Die Metallstopfbüchsenpackung von E. Bösch und Jos. Alkemper in Bernburg (D. R. P. Nr. 60739) besteht
aus einer Mischung von Zinn, Kupfer und Antimon, ist cylindrisch, ein- oder
zweitheilig, je nachdem sie für neue oder alte Maschinen verwendet werden soll. Die
Packung ist aussen und innen mit halbkreisförmigen Ringnuthen versehen, die so zu
einander versetzt sind, dass der stehen bleibende Theil eine Schlangenlinie bildet,
die beim Anziehen der Stopfbüchse federt, und in Folge dessen an Kolbenstange und
Stopfbüchsenwand anschliesst. Das in den Ringnuthen sich ansammelnde Oel oder Wasser
trägt zum Abdichten und Schmieren der Kolbenstange bei.
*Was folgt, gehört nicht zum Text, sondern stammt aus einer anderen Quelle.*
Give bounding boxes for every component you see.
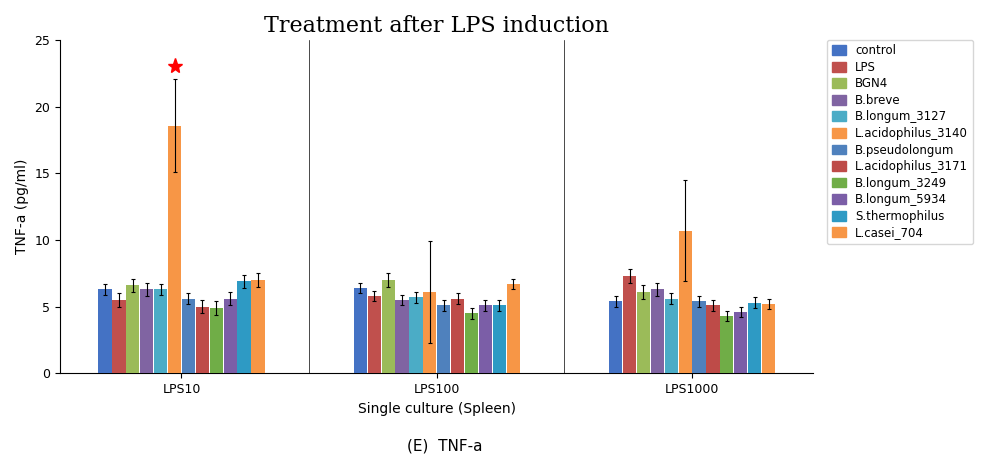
Bar — [651, 289, 664, 373]
Bar — [437, 305, 451, 373]
Bar — [622, 276, 636, 373]
Bar — [395, 300, 409, 373]
Bar — [140, 289, 153, 373]
Text: (E)  TNF-a: (E) TNF-a — [407, 438, 482, 453]
Bar — [209, 308, 223, 373]
Bar — [237, 281, 251, 373]
Bar — [354, 288, 367, 373]
Bar — [113, 300, 125, 373]
Bar — [609, 301, 622, 373]
Bar — [168, 125, 181, 373]
Y-axis label: TNF-a (pg/ml): TNF-a (pg/ml) — [15, 159, 29, 255]
Bar — [693, 301, 705, 373]
Bar — [368, 296, 380, 373]
Title: Treatment after LPS induction: Treatment after LPS induction — [264, 15, 610, 37]
Bar — [665, 299, 678, 373]
Bar — [465, 313, 478, 373]
Bar — [182, 299, 195, 373]
Bar — [381, 280, 395, 373]
Bar — [409, 297, 423, 373]
Bar — [126, 285, 139, 373]
Bar — [451, 299, 464, 373]
Bar — [423, 292, 437, 373]
Bar — [706, 305, 719, 373]
Bar — [493, 305, 506, 373]
Bar — [251, 280, 265, 373]
Legend: control, LPS, BGN4, B.breve, B.longum_3127, L.acidophilus_3140, B.pseudolongum, : control, LPS, BGN4, B.breve, B.longum_31… — [827, 39, 973, 244]
Bar — [223, 299, 237, 373]
Bar — [479, 305, 492, 373]
Bar — [679, 231, 692, 373]
Bar — [734, 312, 747, 373]
Bar — [154, 289, 167, 373]
Bar — [720, 316, 733, 373]
Bar — [637, 292, 650, 373]
Bar — [196, 307, 208, 373]
X-axis label: Single culture (Spleen): Single culture (Spleen) — [358, 402, 516, 415]
Bar — [762, 304, 776, 373]
Bar — [748, 303, 761, 373]
Bar — [99, 289, 112, 373]
Bar — [507, 284, 520, 373]
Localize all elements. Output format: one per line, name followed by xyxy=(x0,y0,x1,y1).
Ferd. Bauer in Wien trennt nach seinem D. R. P. Nr.
60938 den Flanschentheil von der eigentlichen Büchse und gibt ihm einen centralen,
in die Büchse eingeschliffenen Kugelansatz, der beim Anziehen der Stopfbüchse eine
im Gehäuse liegende Büchse gegen die Packung presst, ohne die Kolbenstange einseitig
zu beanspruchen. Um etwas freies Spiel zu schaffen, geht die Kolbenstange mit Spiel
durch den Flanschentheil hindurch.
Textabbildung Bd. 286, S. 154Fig. 20.Stopfbüchse von Müller. Die Stopfbüchsenpackung von Jacob Müller in
Essen an der Ruhr (D. R. P. Nr. 60108 vom 20. Mai 1891) hat elastische K-formige Metallringe aus Weissmetall, die abwechselnd
eingelegt werden, wie Fig. 20 zeigt. Beim Anziehen
der Flanschen federn die Ringe und drücken sich sowohl an die Kolbenstange als auch
an die Stopfbüchsenwand an.
A. D. Estienne in Marseille (D. R. P. Nr. 58727) benutzt
als Stopfbüchsenpackung abgerundete Metallkörner, welche lose und ohne Füllmaterial
in den Packungsraum gefüllt werden. Sie sollen eine Art Labyrinthdichtung bilden und
in den Zwischenräumen eine grosse Menge Schmieröl aufzunehmen vermögen. Unter der
Stopfbüchsenflansche ist, und das ist wohl das Beste an dieser Packung, eine Lage
aus Baumwolle angebracht.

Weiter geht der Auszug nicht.